Tech Is Hard

Credibility = Talent x Years of experience + Proven hardcore accomplishment

Is Everyone Really *That* Unique?


A productivity article I read mentioned that “multi-tasking” — though it just amounts to frequent task switching — is an invisible productivity robber, and a number of people took issue with that. Touting their success with multi-tasking and using generalizations that amount to: “everyone’s different, so this isn’t true.”

The latter is an empty argument and doesn’t convince me. If I say that the sky looks blue because of its wavelength and how that interacts with the atmosphere, is someone going to say “everyone’s different, so that may not be true?”

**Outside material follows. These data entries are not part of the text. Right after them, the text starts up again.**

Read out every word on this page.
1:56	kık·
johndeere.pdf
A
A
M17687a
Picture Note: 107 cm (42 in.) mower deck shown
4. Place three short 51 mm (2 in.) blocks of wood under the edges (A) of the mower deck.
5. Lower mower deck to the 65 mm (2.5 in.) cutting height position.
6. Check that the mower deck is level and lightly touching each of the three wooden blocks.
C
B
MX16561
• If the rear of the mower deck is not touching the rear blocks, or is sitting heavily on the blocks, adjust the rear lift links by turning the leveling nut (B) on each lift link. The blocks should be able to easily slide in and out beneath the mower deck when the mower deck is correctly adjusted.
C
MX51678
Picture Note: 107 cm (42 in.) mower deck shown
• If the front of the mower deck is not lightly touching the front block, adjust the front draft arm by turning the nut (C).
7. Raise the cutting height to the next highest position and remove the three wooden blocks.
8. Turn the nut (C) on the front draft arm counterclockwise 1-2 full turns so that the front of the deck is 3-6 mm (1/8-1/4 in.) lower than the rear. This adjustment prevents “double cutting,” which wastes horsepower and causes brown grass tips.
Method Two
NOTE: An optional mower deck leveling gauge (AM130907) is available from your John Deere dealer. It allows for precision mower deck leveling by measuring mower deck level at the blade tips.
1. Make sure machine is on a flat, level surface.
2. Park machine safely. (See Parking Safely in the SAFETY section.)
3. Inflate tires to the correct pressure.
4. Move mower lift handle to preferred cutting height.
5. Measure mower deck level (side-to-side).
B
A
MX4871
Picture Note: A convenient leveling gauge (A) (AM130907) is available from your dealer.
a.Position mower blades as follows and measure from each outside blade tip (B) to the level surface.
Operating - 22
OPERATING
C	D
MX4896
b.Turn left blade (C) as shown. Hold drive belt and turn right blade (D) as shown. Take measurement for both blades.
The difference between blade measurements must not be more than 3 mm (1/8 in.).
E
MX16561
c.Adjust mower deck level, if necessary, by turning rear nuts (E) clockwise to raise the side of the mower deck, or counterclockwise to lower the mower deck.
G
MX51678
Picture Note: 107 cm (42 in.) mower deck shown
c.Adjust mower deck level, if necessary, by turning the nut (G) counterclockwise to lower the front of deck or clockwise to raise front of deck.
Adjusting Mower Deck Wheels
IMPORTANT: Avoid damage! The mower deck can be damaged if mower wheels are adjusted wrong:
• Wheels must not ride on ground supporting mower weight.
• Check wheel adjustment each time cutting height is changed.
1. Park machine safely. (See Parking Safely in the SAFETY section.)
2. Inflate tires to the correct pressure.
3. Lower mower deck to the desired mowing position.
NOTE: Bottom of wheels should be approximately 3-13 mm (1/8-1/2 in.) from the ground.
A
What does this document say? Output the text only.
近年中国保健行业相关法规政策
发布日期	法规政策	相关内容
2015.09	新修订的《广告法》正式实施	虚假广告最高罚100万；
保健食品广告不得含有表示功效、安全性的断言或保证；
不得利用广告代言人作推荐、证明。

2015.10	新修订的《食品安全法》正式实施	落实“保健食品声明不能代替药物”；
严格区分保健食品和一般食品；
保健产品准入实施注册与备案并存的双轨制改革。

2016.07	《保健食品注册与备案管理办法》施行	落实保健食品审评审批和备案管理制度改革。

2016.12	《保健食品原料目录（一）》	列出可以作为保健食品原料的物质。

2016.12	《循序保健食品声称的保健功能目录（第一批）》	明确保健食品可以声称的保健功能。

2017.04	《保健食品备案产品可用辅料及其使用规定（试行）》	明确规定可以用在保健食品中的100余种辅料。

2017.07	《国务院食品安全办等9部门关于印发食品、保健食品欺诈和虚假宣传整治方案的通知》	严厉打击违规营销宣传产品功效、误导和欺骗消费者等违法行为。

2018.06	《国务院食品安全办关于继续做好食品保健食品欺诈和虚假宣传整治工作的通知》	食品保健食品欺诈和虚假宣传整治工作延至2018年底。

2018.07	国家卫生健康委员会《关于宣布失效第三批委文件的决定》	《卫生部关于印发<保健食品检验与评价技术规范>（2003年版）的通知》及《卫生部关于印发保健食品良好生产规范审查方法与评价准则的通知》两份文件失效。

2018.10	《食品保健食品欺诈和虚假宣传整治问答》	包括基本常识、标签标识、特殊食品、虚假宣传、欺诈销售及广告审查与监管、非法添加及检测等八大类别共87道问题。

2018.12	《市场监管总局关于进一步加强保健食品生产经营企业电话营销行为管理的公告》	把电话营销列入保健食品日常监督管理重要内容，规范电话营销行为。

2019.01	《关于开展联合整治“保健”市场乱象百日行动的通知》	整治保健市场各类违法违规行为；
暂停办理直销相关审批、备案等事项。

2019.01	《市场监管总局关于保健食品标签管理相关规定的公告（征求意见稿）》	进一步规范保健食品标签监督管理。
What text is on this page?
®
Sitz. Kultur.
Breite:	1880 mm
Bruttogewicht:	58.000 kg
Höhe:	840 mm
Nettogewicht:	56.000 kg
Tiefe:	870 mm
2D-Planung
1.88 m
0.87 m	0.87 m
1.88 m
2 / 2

But it got me to thinking more about how so many people thrive on a self perception of absolute uniqueness, which I think is also a masquerade of superiority. If everyone were so different, we’d know nothing about people in general and how they behave. There’d be no foundation for our expectations and actions. And by using one’s uniqueness to brush off advice or criticism, it’s a replacement for introspection. The superior do not critically reflect on themselves.

2 responses to “Is Everyone Really *That* Unique?

  1. Darrell Brogdon December 29, 2011 at 11:55 pm

    There’s also pretty solid research showing how multitasking actuall makes one LESS productive.

    • Grant Wesley Parks December 30, 2011 at 11:45 am

      I think they call it context switching, and there’s overhead incurred. How can rotating between a few tasks and coming back to the first be any less disruptive than having someone interrupt what you’re doing, right?